Bellamy tried the radio again. In vain. The call had ended, and he hadn't been able to get it to work again. He swallowed. Hard. Winced at the burst of pain it brought.

"We can't stay here," he announced, his eyes stung, and throat throbbed as proof.

In the dead, panicked silence that met his words, all eyes fell upon him.

But protests rose up, only seconds later. Frantic cries tore from scratchy throats, as the implication hit them.

Leave the dropship.

"The back walls are already getting hot," yelled Atom. It cost him another coughing fit, and from close at his side, Collette eyed the flecks of blood that landed on the sleeve he covered his mouth with. She rose her gaze to meet Bellamy's.
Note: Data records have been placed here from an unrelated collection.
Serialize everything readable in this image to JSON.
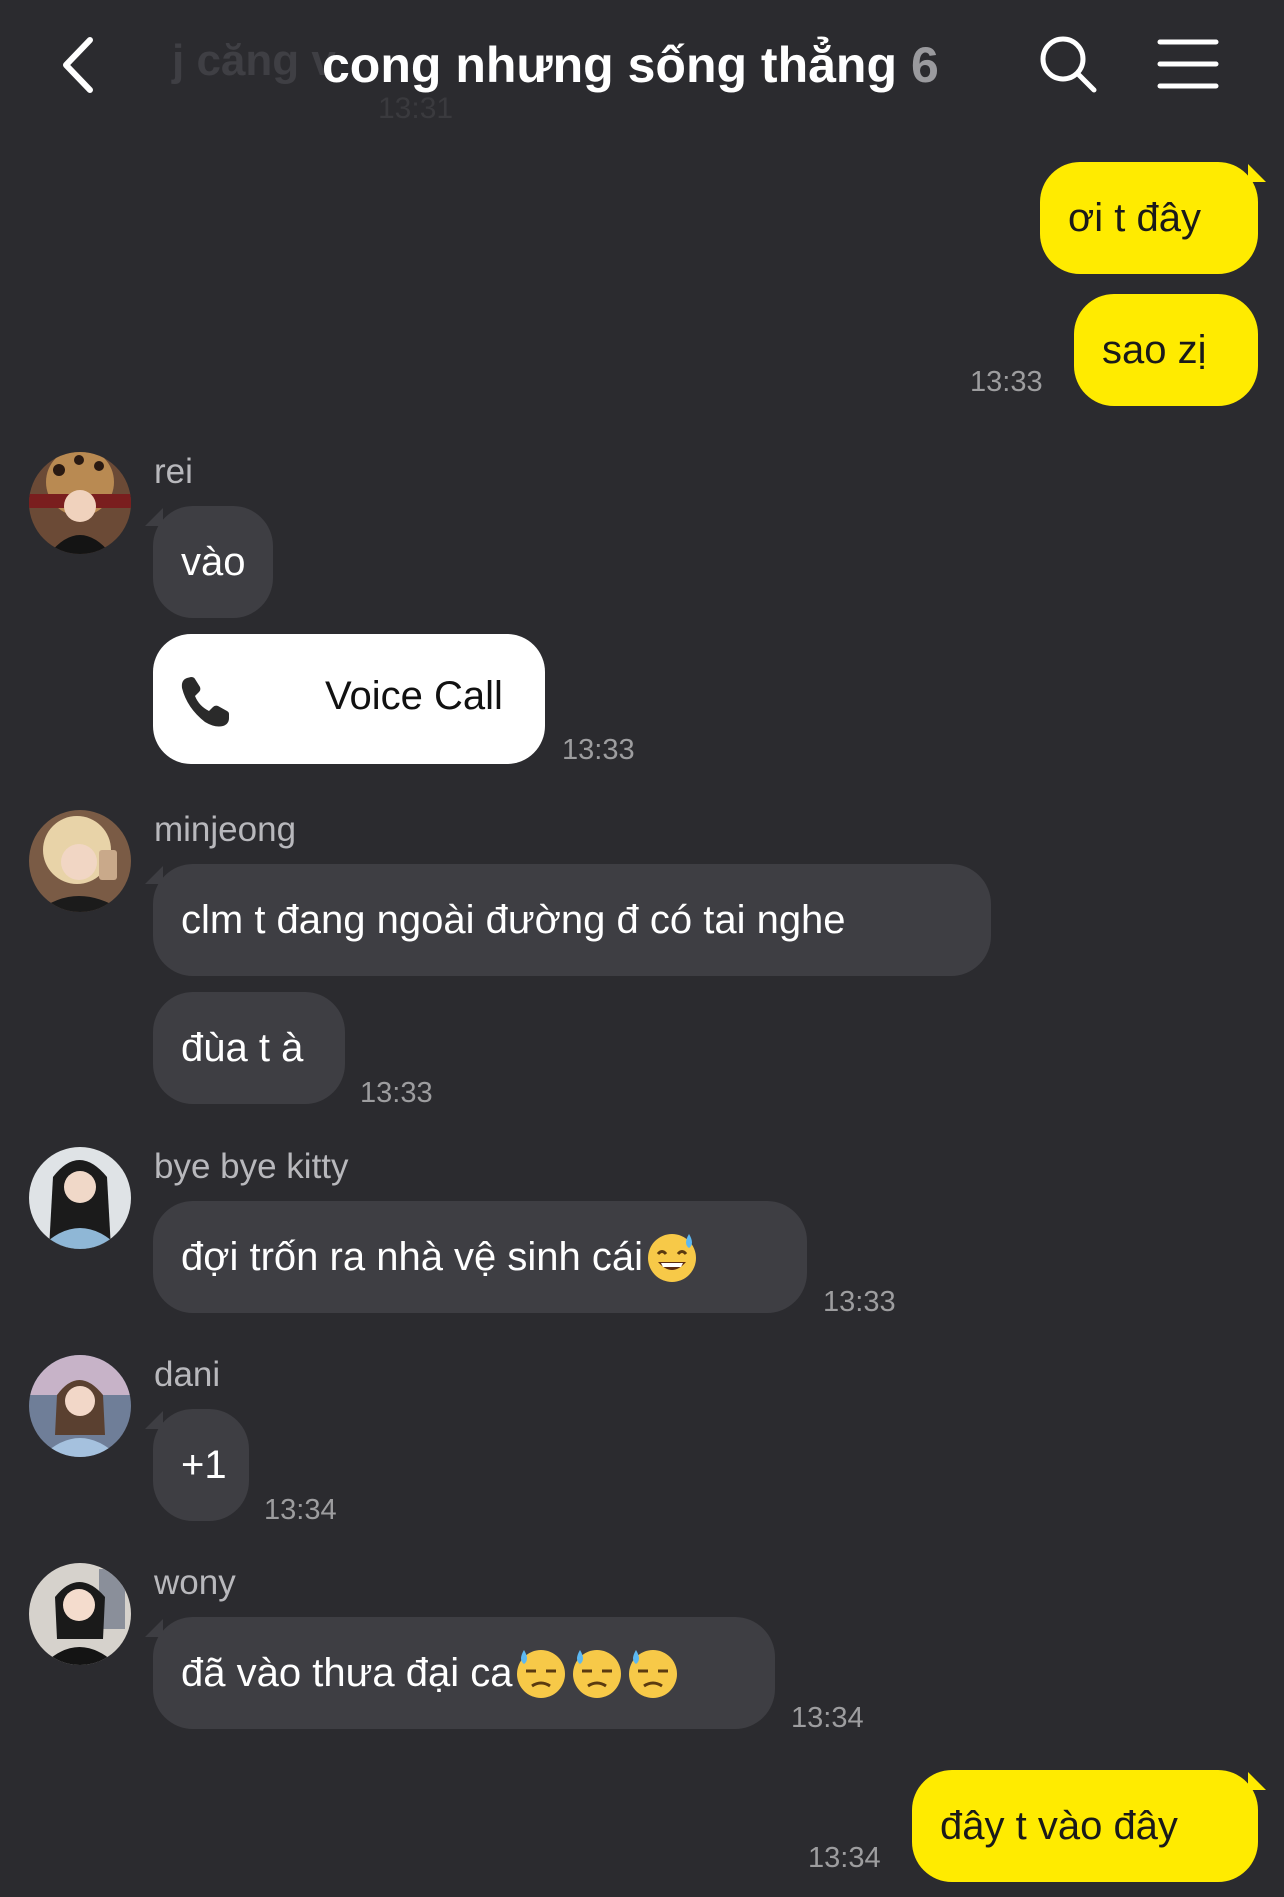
{
  "header": {
    "title": "cong nhưng sống thẳng",
    "member_count": "6",
    "ghost_message": "j căng v",
    "ghost_time": "13:31"
  },
  "messages": [
    {
      "text": "ơi t đây",
      "direction": "out"
    },
    {
      "text": "sao zị",
      "direction": "out",
      "time": "13:33"
    },
    {
      "sender": "rei",
      "text": "vào",
      "direction": "in"
    },
    {
      "call_label": "Voice Call",
      "time": "13:33"
    },
    {
      "sender": "minjeong",
      "text": "clm t đang ngoài đường đ có tai nghe",
      "direction": "in"
    },
    {
      "text": "đùa t à",
      "direction": "in",
      "time": "13:33"
    },
    {
      "sender": "bye bye kitty",
      "text": "đợi trốn ra nhà vệ sinh cái",
      "emoji": "sweat-smile-emoji",
      "direction": "in",
      "time": "13:33"
    },
    {
      "sender": "dani",
      "text": "+1",
      "direction": "in",
      "time": "13:34"
    },
    {
      "sender": "wony",
      "text": "đã vào thưa đại ca",
      "emoji": "downcast-sweat-emoji",
      "direction": "in",
      "time": "13:34"
    },
    {
      "text": "đây t vào đây",
      "direction": "out",
      "time": "13:34"
    }
  ],
  "colors": {
    "background": "#2b2b2f",
    "outgoing_bubble": "#ffeb00",
    "incoming_bubble": "#3e3e43",
    "timestamp": "#9d9d9f"
  }
}
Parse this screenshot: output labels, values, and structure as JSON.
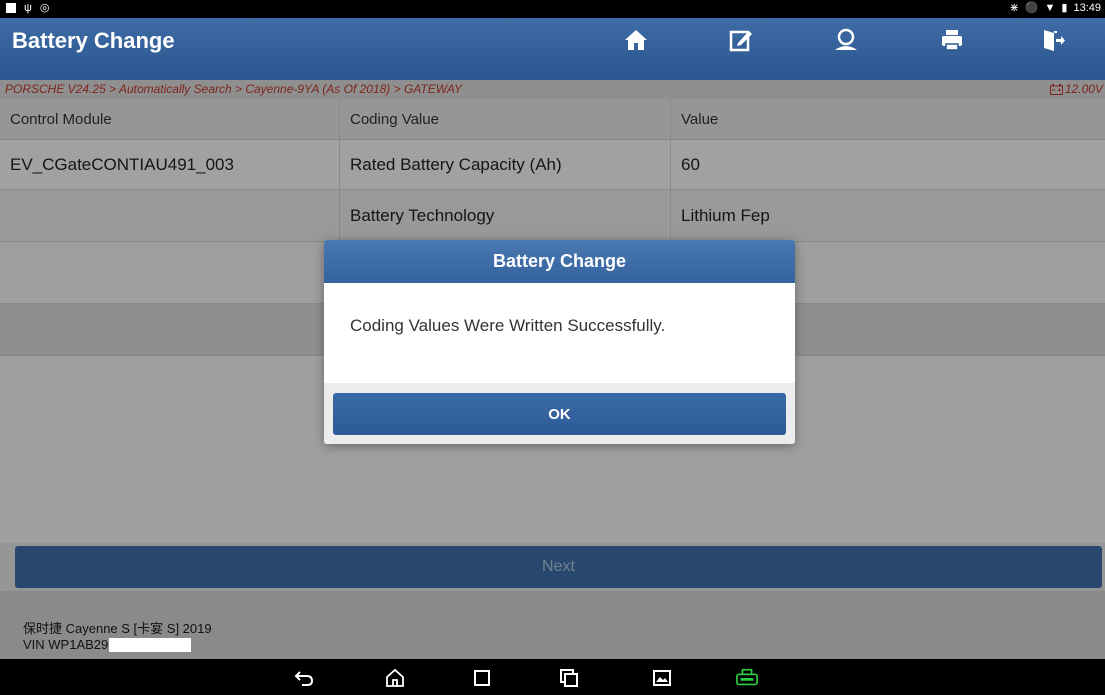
{
  "status_bar": {
    "time": "13:49",
    "left_icons": [
      "image-icon",
      "usb-icon",
      "accessibility-icon"
    ],
    "right_icons": [
      "bluetooth-icon",
      "do-not-disturb-icon",
      "wifi-icon",
      "battery-icon"
    ]
  },
  "header": {
    "title": "Battery Change",
    "toolbar": [
      "home-icon",
      "edit-icon",
      "user-icon",
      "print-icon",
      "exit-icon"
    ]
  },
  "breadcrumb": {
    "path": "PORSCHE V24.25 > Automatically Search > Cayenne-9YA (As Of 2018) > GATEWAY",
    "voltage": "12.00V"
  },
  "table": {
    "headers": [
      "Control Module",
      "Coding Value",
      "Value"
    ],
    "rows": [
      [
        "EV_CGateCONTIAU491_003",
        "Rated Battery Capacity (Ah)",
        "60"
      ],
      [
        "",
        "Battery Technology",
        "Lithium Fep"
      ]
    ]
  },
  "next_button": "Next",
  "footer": {
    "vehicle": "保时捷 Cayenne S [卡宴 S] 2019",
    "vin_prefix": "VIN WP1AB29"
  },
  "dialog": {
    "title": "Battery Change",
    "message": "Coding Values Were Written Successfully.",
    "ok": "OK"
  },
  "colors": {
    "accent": "#2d5b97",
    "breadcrumb_text": "#c0392b",
    "green_app_icon": "#2ecc40"
  }
}
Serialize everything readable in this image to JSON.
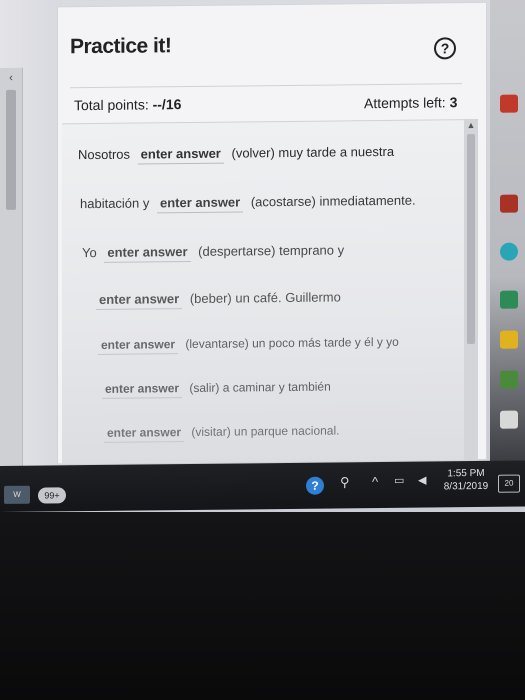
{
  "window": {
    "title": "Practice it!",
    "help_glyph": "?"
  },
  "stats": {
    "points_label": "Total points:",
    "points_value": "--/16",
    "attempts_label": "Attempts left:",
    "attempts_value": "3"
  },
  "exercise": {
    "lines": [
      {
        "before": "Nosotros",
        "answer": "enter answer",
        "after": "(volver) muy tarde a nuestra"
      },
      {
        "before": "habitación y",
        "answer": "enter answer",
        "after": "(acostarse) inmediatamente."
      },
      {
        "before": "Yo",
        "answer": "enter answer",
        "after": "(despertarse) temprano y"
      },
      {
        "before": "",
        "answer": "enter answer",
        "after": "(beber) un café. Guillermo"
      },
      {
        "before": "",
        "answer": "enter answer",
        "after": "(levantarse) un poco más tarde y él y yo"
      },
      {
        "before": "",
        "answer": "enter answer",
        "after": "(salir) a caminar y también"
      },
      {
        "before": "",
        "answer": "enter answer",
        "after": "(visitar) un parque nacional."
      }
    ]
  },
  "taskbar": {
    "badge": "99+",
    "win_tile": "W",
    "help_glyph": "?",
    "time": "1:55 PM",
    "date": "8/31/2019",
    "notifications": "20"
  },
  "colors": {
    "panel_bg": "#f4f4f6",
    "taskbar_bg": "#1f2024",
    "help_blue": "#2f7fd2"
  }
}
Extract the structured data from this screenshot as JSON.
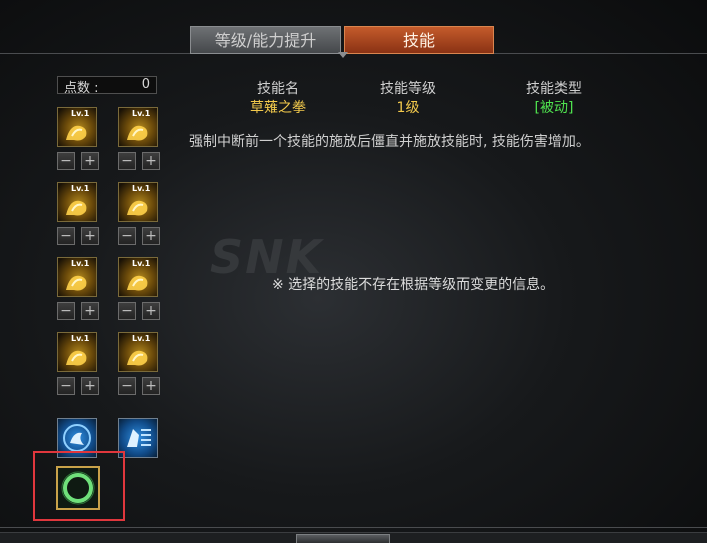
{
  "tabs": [
    {
      "label": "等级/能力提升"
    },
    {
      "label": "技能"
    }
  ],
  "points": {
    "label": "点数 :",
    "value": "0"
  },
  "skills": {
    "level_badge": "Lv.1",
    "minus": "−",
    "plus": "+"
  },
  "detail": {
    "headers": {
      "name": "技能名",
      "level": "技能等级",
      "type": "技能类型"
    },
    "values": {
      "name": "草薙之拳",
      "level": "1级",
      "type": "[被动]"
    },
    "description": "强制中断前一个技能的施放后僵直并施放技能时, 技能伤害增加。",
    "notice": "※ 选择的技能不存在根据等级而变更的信息。"
  },
  "watermark": "SNK",
  "colors": {
    "name": "#f2c94c",
    "level": "#f2c94c",
    "type": "#4fe34f",
    "active_tab": "#b24a1f",
    "highlight": "#e0373d"
  },
  "icons": [
    "fist-skill-icon",
    "fist-skill-icon",
    "fist-skill-icon",
    "fist-skill-icon",
    "fist-skill-icon",
    "fist-skill-icon",
    "fist-skill-icon",
    "fist-skill-icon",
    "blue-skill-icon",
    "blue-skill-icon",
    "ring-skill-icon"
  ]
}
"Everybody got a look, right? A fire this big isn't just gonna stop," growled Bellamy, his voice rougher with each word. He pushed through the crush of kids towards the medbay.

Ignoring the volley of denial and protest, of terror, around him, he grabbed what he could, beginning to add to the packs he could reach. He moved to the little makeshift cabinet Clarke tended to so carefully. There was a wide, deer hide pack, empty, beside it, and Bellamy grabbed a couple handfuls of bandages to throw into the bottom of the pack. Then he began dropping the breakable contents inside, and more carefully, tucked Clarke's notebooks inside. Someone scooted past him. Bellamy looked over to see Jasper adding things to his own pack, with a crooked smile when their eyes caught.

As they strapped the packs across their shoulders, Bellamy turned away, letting Mary help Jasper.

"Pair up, and get ready to move out. We'll head for Ton DC," ordered Bellamy, above the din. He had to repeat himself twice before they all heard.

"But there's fire that way!" yelled someone faceless in the crowd.

"There's fire in every direction!" another cut in.

"Like it's encircling us, on purpose!"

"Shut up!" hollered Monroe. Her head was still pounding, and the yelling was making it worse.

"Yeah. It is all around us. That's why we can't stay here!"

Bellamy's words didn't calm the frenzy at all. Someone broke from the crowd, pushing others of their way, and scurried up the ladder. Another kid followed, and soon, half the crowd was jostling for position trying to get upwards.

"Heat rises!" yelped Jasper. "Heat RISES! That's worse! No, no, no, bad idea!"

"It's a dropship! Made to survive heat. We survived in it to get down here!" countered Bree, desperately, from the near the top of the ladder.

"Most of the tech's dead, and we don't have anyone to fix that!" Bellamy reminded harshly.

"It's still smarter than going out there!" yelled another of the watchers, having elbowed another kid in the gut to get up onto the ladder quicker.

"I can't drag you all, but dammit, be smart about this!" yelled Bellamy.